[nagdu] cane skills as prerequisite for guide dog

Tamara Smith-Kinney tamara.8024 at comcast.net
Tue Apr 6 19:44:08 UTC 2010


Dave,

That's something I've noticed myself.  /smile/  The policy there for the
schools whose practices I'm more aware of seems to be oddly inconsistent in
how it is carried out.  I don't know what that means, or what other factors
are involved, of course.  So it's not like I can make any sort of judgment.
Just every now and then I will find myself scratching my head and wondering.
/smile/

Tami Smith-Kinney

-----Original Message-----
From: nagdu-bounces at nfbnet.org [mailto:nagdu-bounces at nfbnet.org] On Behalf
Of David Andrews
Sent: Saturday, April 03, 2010 8:47 PM
To: NAGDU Mailing List,the National Association of Guide Dog Users
Subject: Re: [nagdu] cane skills as prerequisite for guide dog

Tracy:

As I understand it -- most of the Dog Guide schools say that people 
need good cane skills in order to be accepted.  It sounds like this 
isn't necessarily true, which I have always suspected.

Dave

At 01:32 PM 4/2/2010, you wrote:
>Marion, I don't necessarily agree that good cane skills should be a
>prerequisite for getting a guide dog.  It's a nice theory.  It would
>certainly be helpful.  But I know too many people who don't have
>spectacular cane skills, but do great with a dog.  Some of them are older
>people, who started getting dogs when cane training was not very
>available.  Some of them are from places where services for blind people
>are not very good.  Some of them went blind as senior citizens, and quite
>a few agencies don't serve that population very well, since they won't be
>employed.  Should we tell these people they have to wait until they can
>somehow get cane training?  I don't think so.

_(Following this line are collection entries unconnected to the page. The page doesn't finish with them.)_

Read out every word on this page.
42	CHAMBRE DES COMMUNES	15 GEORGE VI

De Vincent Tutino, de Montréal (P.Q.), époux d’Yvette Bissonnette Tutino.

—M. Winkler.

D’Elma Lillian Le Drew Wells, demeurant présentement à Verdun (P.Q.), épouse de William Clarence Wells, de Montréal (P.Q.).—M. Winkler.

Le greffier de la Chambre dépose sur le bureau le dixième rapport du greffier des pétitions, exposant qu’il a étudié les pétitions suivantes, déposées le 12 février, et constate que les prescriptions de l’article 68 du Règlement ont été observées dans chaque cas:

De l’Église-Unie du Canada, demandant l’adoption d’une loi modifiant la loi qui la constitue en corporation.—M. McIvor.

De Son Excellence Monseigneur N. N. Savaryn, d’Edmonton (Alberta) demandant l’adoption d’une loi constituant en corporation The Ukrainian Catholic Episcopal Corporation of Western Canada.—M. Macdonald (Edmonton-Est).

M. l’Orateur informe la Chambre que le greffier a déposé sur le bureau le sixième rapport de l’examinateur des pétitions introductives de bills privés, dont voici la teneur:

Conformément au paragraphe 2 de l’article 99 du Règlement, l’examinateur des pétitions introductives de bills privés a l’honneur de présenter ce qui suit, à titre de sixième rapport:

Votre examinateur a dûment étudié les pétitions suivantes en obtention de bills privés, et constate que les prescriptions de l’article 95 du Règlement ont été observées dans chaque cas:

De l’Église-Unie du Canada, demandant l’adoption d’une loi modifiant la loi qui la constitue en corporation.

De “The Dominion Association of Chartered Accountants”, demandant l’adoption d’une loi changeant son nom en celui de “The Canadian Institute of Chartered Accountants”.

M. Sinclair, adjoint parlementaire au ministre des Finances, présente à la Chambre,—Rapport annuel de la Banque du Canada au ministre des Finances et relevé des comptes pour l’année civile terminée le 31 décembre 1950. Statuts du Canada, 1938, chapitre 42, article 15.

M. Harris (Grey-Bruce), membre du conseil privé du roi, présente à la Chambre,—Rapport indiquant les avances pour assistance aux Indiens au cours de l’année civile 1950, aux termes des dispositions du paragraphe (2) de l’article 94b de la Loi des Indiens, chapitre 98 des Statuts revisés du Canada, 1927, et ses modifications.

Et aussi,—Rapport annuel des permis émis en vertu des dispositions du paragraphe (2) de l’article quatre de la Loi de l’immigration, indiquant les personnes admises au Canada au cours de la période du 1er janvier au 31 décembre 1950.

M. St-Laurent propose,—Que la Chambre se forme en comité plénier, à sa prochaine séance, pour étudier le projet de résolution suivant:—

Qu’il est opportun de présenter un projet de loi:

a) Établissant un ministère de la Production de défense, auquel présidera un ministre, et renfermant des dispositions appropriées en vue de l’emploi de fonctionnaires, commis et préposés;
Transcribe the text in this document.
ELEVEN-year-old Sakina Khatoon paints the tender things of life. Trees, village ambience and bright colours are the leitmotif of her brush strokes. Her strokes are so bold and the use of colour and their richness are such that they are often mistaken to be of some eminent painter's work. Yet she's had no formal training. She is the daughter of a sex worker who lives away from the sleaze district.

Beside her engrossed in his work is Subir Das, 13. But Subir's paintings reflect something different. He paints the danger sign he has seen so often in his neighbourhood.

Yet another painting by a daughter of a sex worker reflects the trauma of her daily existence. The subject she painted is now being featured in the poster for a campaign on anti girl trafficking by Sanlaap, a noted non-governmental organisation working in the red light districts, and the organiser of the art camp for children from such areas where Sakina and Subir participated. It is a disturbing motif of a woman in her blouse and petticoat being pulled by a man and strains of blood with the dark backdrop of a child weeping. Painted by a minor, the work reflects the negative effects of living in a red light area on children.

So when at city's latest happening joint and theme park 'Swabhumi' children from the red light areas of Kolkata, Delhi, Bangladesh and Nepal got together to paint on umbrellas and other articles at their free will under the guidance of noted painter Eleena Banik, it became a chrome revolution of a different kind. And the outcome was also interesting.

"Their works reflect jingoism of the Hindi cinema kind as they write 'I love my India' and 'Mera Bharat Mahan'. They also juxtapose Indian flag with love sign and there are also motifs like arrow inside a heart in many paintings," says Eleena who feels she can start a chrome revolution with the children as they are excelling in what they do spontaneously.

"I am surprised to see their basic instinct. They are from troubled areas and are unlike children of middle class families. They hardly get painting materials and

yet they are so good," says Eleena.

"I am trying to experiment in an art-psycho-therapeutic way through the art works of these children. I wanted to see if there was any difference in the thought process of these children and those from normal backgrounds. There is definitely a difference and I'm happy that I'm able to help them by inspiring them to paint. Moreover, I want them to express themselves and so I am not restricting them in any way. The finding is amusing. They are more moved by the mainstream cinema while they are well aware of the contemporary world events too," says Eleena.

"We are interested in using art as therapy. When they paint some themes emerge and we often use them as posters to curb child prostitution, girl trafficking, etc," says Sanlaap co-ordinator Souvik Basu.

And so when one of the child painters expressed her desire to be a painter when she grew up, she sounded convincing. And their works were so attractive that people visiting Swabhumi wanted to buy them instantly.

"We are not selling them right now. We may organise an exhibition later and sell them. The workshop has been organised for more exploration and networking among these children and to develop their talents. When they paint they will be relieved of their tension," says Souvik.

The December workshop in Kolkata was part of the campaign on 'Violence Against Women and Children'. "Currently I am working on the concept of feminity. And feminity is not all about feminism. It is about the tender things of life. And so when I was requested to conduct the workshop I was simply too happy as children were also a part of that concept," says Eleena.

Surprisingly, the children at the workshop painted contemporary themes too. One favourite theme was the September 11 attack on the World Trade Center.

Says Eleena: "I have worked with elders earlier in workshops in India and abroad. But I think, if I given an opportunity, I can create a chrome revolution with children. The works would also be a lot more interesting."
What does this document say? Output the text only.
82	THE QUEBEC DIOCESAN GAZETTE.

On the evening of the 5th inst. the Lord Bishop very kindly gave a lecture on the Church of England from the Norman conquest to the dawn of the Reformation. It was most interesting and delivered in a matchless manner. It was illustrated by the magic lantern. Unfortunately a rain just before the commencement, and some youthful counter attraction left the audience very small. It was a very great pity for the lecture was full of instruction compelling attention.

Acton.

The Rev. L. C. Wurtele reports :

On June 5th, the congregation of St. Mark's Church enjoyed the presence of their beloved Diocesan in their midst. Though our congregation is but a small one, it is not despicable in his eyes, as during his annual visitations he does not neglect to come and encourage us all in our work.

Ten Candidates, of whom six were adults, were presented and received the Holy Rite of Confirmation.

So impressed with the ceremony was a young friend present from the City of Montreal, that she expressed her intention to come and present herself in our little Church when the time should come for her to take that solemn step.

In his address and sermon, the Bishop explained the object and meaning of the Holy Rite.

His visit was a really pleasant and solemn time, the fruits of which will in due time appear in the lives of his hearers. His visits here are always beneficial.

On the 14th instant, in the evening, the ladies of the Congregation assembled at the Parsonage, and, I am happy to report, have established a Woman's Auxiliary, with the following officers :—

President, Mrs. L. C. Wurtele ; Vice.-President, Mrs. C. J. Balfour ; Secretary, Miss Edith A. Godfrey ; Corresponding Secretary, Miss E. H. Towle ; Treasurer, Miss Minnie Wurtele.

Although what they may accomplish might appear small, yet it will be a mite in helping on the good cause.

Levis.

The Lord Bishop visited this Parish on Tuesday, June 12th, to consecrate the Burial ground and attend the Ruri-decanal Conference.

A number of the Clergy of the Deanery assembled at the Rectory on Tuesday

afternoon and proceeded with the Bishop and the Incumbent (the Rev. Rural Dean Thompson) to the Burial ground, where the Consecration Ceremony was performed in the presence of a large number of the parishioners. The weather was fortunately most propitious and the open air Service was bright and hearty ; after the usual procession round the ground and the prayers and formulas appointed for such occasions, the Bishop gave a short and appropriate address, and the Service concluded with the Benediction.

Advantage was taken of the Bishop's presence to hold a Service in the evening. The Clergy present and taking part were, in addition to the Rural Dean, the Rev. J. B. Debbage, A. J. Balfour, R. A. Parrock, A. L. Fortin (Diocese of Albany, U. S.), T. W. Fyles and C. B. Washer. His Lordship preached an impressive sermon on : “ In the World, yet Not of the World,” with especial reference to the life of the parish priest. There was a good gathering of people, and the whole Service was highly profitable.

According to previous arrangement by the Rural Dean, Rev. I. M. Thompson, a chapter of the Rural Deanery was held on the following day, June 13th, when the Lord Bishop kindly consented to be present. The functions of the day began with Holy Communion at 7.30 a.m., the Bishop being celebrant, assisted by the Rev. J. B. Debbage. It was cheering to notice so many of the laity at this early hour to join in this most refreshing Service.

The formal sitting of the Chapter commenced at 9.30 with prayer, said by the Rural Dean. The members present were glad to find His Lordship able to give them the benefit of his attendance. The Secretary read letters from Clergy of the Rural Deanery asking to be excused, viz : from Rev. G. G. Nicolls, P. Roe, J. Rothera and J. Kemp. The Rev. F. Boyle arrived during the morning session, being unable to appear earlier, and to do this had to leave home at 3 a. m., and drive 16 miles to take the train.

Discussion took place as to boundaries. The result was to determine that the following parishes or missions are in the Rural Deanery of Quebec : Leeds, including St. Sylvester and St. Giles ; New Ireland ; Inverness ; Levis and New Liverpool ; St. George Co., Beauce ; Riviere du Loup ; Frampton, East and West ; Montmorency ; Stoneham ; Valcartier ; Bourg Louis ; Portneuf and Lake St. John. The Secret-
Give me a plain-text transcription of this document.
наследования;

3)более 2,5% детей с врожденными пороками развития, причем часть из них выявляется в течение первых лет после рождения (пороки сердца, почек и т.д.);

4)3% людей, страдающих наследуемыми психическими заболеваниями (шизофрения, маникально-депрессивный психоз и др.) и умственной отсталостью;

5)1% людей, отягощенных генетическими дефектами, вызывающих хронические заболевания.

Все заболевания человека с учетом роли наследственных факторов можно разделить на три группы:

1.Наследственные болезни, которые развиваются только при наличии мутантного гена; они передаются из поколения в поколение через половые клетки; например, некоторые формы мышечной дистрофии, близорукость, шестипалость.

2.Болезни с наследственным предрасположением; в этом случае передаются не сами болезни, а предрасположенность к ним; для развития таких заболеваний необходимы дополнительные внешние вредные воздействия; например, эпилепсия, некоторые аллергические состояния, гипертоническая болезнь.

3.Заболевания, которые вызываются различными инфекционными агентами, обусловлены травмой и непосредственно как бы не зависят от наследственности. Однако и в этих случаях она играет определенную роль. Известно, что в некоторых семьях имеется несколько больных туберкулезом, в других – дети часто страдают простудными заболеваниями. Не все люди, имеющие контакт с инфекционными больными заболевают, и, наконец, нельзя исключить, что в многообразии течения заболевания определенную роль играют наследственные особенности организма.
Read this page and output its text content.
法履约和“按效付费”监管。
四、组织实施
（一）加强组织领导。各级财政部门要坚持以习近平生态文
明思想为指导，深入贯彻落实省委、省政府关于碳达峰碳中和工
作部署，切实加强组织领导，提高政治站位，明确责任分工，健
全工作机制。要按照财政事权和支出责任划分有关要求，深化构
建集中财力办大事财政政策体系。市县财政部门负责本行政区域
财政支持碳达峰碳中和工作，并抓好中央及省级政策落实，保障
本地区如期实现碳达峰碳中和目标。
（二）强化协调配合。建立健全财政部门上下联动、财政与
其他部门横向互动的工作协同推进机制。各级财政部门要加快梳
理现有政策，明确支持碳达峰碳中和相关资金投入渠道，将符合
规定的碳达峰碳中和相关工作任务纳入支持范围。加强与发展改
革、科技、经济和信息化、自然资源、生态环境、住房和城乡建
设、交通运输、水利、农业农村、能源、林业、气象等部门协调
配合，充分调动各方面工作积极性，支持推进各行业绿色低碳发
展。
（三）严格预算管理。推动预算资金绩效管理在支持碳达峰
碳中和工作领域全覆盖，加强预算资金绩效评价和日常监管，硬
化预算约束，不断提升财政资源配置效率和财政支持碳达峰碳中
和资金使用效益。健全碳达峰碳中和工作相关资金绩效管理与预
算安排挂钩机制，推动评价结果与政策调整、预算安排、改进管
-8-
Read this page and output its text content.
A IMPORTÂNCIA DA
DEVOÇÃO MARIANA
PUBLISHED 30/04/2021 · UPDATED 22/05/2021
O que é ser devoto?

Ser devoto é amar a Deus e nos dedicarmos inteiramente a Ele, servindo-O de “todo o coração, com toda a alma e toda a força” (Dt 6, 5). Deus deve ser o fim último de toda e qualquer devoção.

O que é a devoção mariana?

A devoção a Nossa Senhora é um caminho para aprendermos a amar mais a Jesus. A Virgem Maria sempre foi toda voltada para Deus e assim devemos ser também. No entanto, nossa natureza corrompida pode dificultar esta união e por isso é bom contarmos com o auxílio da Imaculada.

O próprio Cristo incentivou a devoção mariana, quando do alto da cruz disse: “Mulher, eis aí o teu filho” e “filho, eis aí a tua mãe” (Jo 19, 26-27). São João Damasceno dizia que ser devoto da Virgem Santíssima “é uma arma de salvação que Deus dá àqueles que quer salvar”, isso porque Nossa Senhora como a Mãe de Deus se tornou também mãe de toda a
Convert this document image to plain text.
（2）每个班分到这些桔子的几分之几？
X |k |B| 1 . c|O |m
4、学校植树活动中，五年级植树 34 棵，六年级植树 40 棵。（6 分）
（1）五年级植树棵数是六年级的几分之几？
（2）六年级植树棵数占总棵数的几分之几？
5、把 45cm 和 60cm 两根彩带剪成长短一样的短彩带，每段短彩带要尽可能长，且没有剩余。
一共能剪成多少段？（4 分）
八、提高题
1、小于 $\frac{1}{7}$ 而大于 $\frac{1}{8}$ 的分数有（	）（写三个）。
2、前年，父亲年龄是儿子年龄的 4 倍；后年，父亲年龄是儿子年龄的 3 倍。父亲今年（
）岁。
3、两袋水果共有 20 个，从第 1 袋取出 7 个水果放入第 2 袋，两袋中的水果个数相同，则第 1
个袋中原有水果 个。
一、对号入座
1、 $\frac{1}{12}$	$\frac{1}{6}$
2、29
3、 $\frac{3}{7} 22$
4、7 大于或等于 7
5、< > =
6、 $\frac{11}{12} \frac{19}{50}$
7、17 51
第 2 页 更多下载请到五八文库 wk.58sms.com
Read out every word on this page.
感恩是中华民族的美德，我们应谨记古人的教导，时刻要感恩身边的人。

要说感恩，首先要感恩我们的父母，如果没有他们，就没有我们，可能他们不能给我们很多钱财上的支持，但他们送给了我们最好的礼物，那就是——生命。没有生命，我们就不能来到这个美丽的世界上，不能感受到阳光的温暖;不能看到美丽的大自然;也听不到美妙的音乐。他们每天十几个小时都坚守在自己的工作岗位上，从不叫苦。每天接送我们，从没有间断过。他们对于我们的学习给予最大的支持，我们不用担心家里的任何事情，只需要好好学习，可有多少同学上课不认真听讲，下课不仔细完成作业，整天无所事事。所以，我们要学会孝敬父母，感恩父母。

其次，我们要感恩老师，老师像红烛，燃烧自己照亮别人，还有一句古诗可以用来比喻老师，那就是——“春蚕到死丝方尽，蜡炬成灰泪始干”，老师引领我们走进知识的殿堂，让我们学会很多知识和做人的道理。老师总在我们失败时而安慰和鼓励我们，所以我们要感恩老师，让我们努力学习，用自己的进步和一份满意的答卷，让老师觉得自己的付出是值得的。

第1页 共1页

I've met enough people for
>whom the dog was the thing that got them back out, living their lives, and
>I think getting out and living one's life is a great thing. I'm not
>willing to stand in someone's way over whether or not their cane skills
>measure up to some philosophical mark.
>
>Should we take good orientation as good enough?  Or should the guide dog
>schools offer cane training to prospective applicants who they feel should
>have it? They seem like reasonable approaches to me, and I believe they
>are
>the ones being carried out. Encouraging good cane skills is fine, but I
>wouldn't make it a prerequisite for a guide dog.